Pour ce second « Essais des lecteurs », nous avons choisi de mettre en lumière le témoignage de « Abel et Audrey », propriétaires d’un Toyota Yaris Cross 130 ch GR sport, un modèle « full hybride ». Le voici, repris sans presque aucune retouche (on a juste corrigé et ajouté des intertitres), et illustré avec des photos du constructeur, ou de notre essai sur Caradisiac. Merci Abel, merci Audrey, d’avoir partagé avec la communauté et les futurs acheteurs potentiels, votre appréciation sur ce SUV urbain japonais. Elle est, vous allez le voir, bien plus mitigée que celle de Quentin sur son Macan…

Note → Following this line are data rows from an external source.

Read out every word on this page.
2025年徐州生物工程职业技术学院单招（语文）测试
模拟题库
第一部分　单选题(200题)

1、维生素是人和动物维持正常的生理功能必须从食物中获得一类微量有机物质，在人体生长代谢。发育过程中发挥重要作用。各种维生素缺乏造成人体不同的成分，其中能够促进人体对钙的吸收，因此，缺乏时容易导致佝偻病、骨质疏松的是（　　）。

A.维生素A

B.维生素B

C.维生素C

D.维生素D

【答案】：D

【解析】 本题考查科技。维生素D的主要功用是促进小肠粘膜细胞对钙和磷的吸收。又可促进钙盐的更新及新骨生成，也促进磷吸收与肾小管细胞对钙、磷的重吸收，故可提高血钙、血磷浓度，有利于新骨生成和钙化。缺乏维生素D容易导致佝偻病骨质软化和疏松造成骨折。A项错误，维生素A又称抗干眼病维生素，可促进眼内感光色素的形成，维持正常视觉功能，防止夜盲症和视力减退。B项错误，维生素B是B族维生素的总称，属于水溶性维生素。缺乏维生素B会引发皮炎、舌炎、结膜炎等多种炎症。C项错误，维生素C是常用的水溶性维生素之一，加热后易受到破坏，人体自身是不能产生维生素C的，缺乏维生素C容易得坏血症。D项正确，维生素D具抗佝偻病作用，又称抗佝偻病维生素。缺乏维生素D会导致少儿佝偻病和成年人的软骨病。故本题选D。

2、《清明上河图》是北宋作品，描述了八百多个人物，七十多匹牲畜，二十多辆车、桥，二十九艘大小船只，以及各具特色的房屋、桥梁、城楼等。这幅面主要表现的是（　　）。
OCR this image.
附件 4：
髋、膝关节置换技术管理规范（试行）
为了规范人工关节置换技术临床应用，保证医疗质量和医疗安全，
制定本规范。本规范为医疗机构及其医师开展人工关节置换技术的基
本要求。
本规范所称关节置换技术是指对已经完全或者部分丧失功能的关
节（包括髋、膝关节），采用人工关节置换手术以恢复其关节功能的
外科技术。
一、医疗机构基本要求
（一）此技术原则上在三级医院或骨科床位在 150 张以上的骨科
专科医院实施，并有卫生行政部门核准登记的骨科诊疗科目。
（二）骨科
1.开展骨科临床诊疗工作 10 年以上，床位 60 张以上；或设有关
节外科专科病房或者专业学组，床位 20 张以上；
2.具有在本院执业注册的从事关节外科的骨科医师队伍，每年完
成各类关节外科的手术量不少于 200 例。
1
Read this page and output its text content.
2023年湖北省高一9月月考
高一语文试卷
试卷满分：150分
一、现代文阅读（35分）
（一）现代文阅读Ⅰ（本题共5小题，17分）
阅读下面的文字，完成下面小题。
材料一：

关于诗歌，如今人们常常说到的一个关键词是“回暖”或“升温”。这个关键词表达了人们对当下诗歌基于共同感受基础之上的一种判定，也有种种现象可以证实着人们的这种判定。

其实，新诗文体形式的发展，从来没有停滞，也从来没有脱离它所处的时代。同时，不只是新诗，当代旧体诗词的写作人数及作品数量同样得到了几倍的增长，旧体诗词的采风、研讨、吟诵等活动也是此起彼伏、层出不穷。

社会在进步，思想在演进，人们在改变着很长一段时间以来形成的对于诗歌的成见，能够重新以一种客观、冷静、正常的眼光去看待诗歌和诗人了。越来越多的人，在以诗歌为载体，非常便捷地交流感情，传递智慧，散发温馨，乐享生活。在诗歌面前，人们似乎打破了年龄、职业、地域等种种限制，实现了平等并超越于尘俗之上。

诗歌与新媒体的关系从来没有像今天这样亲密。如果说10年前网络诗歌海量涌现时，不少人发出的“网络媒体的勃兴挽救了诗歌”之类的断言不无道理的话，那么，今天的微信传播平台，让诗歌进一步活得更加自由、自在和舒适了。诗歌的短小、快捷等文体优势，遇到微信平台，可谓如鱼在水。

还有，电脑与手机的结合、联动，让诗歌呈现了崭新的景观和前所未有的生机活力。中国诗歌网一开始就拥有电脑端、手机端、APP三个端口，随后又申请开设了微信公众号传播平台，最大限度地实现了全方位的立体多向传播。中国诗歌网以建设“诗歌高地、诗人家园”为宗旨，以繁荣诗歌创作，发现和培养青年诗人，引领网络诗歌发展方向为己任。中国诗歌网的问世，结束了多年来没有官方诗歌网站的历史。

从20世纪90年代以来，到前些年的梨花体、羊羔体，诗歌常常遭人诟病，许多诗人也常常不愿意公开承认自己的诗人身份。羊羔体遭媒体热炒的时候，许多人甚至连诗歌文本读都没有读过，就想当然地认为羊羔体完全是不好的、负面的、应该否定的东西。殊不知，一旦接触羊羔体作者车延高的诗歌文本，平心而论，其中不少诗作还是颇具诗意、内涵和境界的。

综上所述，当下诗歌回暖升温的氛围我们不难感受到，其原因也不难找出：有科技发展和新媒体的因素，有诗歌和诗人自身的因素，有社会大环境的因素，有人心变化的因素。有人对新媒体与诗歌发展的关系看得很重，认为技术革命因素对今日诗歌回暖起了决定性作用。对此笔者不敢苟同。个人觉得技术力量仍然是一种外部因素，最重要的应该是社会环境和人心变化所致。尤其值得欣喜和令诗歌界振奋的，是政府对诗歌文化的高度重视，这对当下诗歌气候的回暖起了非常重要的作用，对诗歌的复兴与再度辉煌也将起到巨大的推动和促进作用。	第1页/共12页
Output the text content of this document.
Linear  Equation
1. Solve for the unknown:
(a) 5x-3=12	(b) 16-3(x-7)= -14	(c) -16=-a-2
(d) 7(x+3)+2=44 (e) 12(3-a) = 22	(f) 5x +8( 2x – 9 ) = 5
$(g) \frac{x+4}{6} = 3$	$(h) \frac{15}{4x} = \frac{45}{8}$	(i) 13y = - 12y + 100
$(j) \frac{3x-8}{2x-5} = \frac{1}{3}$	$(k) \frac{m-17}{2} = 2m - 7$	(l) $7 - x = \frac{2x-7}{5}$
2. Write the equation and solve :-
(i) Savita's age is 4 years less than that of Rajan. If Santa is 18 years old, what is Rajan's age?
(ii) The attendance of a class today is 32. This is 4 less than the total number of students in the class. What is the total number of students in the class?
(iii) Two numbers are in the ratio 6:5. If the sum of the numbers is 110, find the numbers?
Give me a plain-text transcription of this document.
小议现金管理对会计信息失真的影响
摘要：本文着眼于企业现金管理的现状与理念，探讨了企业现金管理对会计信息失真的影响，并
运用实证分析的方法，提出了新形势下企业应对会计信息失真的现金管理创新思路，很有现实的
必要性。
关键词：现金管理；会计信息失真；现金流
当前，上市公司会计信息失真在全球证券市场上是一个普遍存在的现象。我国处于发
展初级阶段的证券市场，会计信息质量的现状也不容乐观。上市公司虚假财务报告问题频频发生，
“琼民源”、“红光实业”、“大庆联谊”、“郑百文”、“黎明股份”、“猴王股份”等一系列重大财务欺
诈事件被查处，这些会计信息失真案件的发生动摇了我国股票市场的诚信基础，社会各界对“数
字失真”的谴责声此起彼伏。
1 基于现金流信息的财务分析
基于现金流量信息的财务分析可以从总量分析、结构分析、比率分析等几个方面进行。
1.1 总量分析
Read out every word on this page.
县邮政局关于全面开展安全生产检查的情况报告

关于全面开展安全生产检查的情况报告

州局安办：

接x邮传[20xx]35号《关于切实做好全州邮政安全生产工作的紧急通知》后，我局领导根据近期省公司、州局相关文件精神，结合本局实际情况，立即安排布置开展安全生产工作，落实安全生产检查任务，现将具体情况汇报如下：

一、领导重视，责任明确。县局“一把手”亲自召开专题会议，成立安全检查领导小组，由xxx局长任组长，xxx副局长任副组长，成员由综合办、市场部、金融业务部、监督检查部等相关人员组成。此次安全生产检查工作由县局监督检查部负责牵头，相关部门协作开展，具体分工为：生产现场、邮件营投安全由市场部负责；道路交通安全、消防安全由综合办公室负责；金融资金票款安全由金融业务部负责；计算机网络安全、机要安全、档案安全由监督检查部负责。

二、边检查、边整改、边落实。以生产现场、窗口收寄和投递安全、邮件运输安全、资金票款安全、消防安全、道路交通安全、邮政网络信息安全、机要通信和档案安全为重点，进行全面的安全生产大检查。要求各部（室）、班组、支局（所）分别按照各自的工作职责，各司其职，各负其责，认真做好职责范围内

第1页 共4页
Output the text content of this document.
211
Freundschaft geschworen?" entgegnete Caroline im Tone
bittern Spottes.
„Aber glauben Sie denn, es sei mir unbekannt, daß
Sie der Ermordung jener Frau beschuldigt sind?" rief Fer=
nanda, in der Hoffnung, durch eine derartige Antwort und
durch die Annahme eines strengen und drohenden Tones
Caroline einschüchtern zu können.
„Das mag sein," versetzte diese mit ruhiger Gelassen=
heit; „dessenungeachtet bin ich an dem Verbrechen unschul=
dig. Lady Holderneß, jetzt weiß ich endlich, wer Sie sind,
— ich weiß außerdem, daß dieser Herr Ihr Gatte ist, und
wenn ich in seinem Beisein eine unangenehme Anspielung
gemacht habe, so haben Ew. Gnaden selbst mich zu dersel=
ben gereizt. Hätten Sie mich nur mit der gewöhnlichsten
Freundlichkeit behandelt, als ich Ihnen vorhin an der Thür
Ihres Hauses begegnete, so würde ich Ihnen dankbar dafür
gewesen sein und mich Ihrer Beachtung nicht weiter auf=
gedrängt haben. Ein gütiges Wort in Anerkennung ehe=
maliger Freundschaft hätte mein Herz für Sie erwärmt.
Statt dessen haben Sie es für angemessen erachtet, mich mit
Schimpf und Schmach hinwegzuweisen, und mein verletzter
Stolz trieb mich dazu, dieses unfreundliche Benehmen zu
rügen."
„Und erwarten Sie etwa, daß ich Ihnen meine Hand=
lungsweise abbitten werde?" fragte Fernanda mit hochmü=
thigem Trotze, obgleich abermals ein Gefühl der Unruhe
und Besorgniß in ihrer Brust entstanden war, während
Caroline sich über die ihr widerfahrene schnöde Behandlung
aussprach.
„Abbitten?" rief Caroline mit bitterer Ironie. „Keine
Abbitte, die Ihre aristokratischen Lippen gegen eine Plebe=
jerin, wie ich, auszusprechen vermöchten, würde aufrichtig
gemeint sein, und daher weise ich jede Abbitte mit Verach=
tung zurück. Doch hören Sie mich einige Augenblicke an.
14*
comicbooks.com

Abel et Audrey nous parlent de leur
Toyota Yaris Cross 130 ch GR Sport
Véhicule possédé depuis : 3 mois à 1 an
Kilomètres par an : 12 000 km
Cadre d’utilisation : quotidien, vacances, week-end
Type de parcours : urbain, extra-urbain
Consommation moyenne : 5.6 l/100 km
Entretien : concession
"L’achat partait pourtant d’une très bonne intention : remplacer mon diesel par une hybride. J’ai trouvé un modèle de démonstration avec très peu de kilomètres, en finition GR Sport, pour un prix catalogue de 36 800 euros neuf. Sur le papier, l’opération paraissait intéressante. Je cherchais un véhicule récent, bien équipé, censé être rassurant sur le plan de la fiabilité, avec en plus cette réputation très installée de Toyota sur l’hybride. À un moment de ma vie où j’ai déjà eu plusieurs voitures, je pensais honnêtement me faire plaisir avec une voiture neuve très bien dotée, quelque chose d’agréable à vivre au quotidien et que je pourrais garder longtemps.
Malheureusement, l’expérience réelle est beaucoup plus mitigée. Je précise que je ne suis pas un spécialiste de la technique automobile. En revanche, j’ai eu suffisamment de voitures pour savoir reconnaître quand un véhicule est cohérent dans son ensemble, même sans entrer dans des considérations très pointues. Et c’est sans doute cela qui me gêne ici : au-delà des qualités objectives que ce modèle peut avoir, je trouve que l’ensemble manque de cohérence, surtout au regard du prix demandé dans cette finition.
« On m’a fait comprendre que Toyota maîtrisait l’hybride »
Je pense aussi m’être laissé influencer par une forme de mode autour de Toyota. Le discours entendu partout est connu : c’est fiable, c’est éprouvé, c’est sérieux, c’est un achat tranquille. En concession, sans jamais dénigrer frontalement la concurrence, on m’a tout de même bien fait comprendre que Toyota maîtrisait parfaitement l’hybride, et que d’autres constructeurs plus récents sur ce terrain pouvaient connaître des soucis de jeunesse ou de fiabilité, notamment chez Renault ou Kia. J’ai été sensible à cet argument, probablement plus que je n’aurais dû. Avec le recul, je dirais que j’ai acheté autant une réputation qu’une voiture.

Une qualité perçue légère
Dans la vie de tous les jours, ce qui surprend d’abord, c’est la qualité perçue. Elle n’est pas catastrophique, loin de là, mais elle ne correspond pas du tout à ce qu’on imagine quand on choisit une finition haute à ce niveau de prix. Certains détails donnent une impression un peu légère. Sous les barres de toit, par exemple, on trouve une sorte de mousse noire dont l’aspect paraît irrégulier, parfois plat, parfois plié, tordu, sans que personne ne m’ait vraiment expliqué ce que c’était. Sur les portières, il y a de petits défauts d’alignement visuel, avec une ligne qui manque un peu de continuité. Les joints et les caoutchoucs ne donnent pas toujours une impression de grande rigueur dans l’assemblage (sur mon véhicule, j’ai par exemple constaté une légère boursouflure du caoutchouc autour d’une fenêtre, ce qui mérite d’être vérifié attentivement, en particulier dans le cadre d’un achat d’occasion), certains semblants bien en place, d’autres un peu moins.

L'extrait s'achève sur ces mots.